The set MichaelGG is talking about is the first set that I picked up for myself. It was the centerpiece of my living room for several years, and has taken all of the abuse I can throw at it (over eager new players, drunk friends, young kids, pets, the go club) in stride.
As I was still learning and teaching the game I picked up a smaller, reversible 9x9 and 13x13 board with plastic stones, and that set never sees the light of day. It's far too light and chintzy to play on now. If you're sure you want go equipment, I would take at least a bamboo board and single convex yunzi stones. The upfront cost might seem like much, but the set from YMI will last at least a generation if not longer.
Damnit! I'd finally gotten used to the disappointment that kept coming from expecting to click through a link and read about a game but instead landing in an article about a programming language.
I can play go (I am 1kyu). The game against crazy stones is really impressive. I feel that Ishida played at his best level against crazy stones and that crazy stones would not have won if it hasn't found the marvellous move 52. In the game against zen, I feel the level was lower.
The handicap of 4 stones seems to be very accurate. This means that crazy stones has the same level than top amateur players.
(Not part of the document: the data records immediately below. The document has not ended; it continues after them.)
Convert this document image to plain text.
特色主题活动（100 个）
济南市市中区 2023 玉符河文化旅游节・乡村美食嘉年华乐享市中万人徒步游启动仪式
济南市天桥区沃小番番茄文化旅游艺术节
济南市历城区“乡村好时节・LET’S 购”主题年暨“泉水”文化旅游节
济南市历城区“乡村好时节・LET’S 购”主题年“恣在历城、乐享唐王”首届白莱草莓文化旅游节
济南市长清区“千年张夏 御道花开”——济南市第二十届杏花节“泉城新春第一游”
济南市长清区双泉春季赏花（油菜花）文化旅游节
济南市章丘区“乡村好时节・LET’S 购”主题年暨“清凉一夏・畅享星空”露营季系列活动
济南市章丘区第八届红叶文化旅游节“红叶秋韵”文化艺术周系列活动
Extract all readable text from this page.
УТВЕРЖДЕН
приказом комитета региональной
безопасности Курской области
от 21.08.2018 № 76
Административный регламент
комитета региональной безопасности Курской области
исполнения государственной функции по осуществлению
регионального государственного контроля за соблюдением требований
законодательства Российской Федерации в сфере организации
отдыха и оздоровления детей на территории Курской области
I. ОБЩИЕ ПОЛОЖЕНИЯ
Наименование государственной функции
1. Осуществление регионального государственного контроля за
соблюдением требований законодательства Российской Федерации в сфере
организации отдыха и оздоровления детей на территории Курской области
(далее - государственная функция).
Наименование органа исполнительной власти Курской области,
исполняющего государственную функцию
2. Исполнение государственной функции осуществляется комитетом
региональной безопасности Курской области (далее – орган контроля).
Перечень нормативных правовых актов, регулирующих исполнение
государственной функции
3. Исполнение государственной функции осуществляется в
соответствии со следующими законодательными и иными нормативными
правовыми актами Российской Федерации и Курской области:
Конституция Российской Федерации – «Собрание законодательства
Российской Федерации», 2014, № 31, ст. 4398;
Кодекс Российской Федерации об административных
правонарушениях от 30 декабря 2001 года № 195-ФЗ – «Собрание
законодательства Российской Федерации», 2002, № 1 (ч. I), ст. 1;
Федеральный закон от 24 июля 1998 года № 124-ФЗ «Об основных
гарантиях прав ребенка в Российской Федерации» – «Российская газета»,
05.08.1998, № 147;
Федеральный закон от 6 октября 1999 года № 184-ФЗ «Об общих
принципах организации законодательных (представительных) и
Generally, in Go, fast games are an advantage for computer. I wonder what would give a slower game.
Cool. Computer go has come a long way since the days I still played regularly. Back then I could still defeat the strongest go computer. There's clearly no chance of that ever happening again.
Not confusing at all. Go laid claim to the name hundreds of years ago, and the title made it clear it was the game. If someone invented a computer language called chess and there was an article title "Houdini computer chess program defeats former world champion Garry Kasparov with knight handicap" would you expect it to be about the computer language ?
A 4 stone handicap between master's is massive. The difference between a 9d (dan) and 1d isn't actually 8 stones. With an 8 stone handicap a 1d will play a 9d off the board (provided both are profession dans not amateur). Source http://www.amazon.com/Kages-Secret-Chronicles-Handicap-Go/dp...
Generally I would say that this should put it around US 2-4d (for US Go Association, or KGS online). Maybe 2k-1d in professional amateur circles. I doubt it work warrant a 1-3p 'professional ranking'.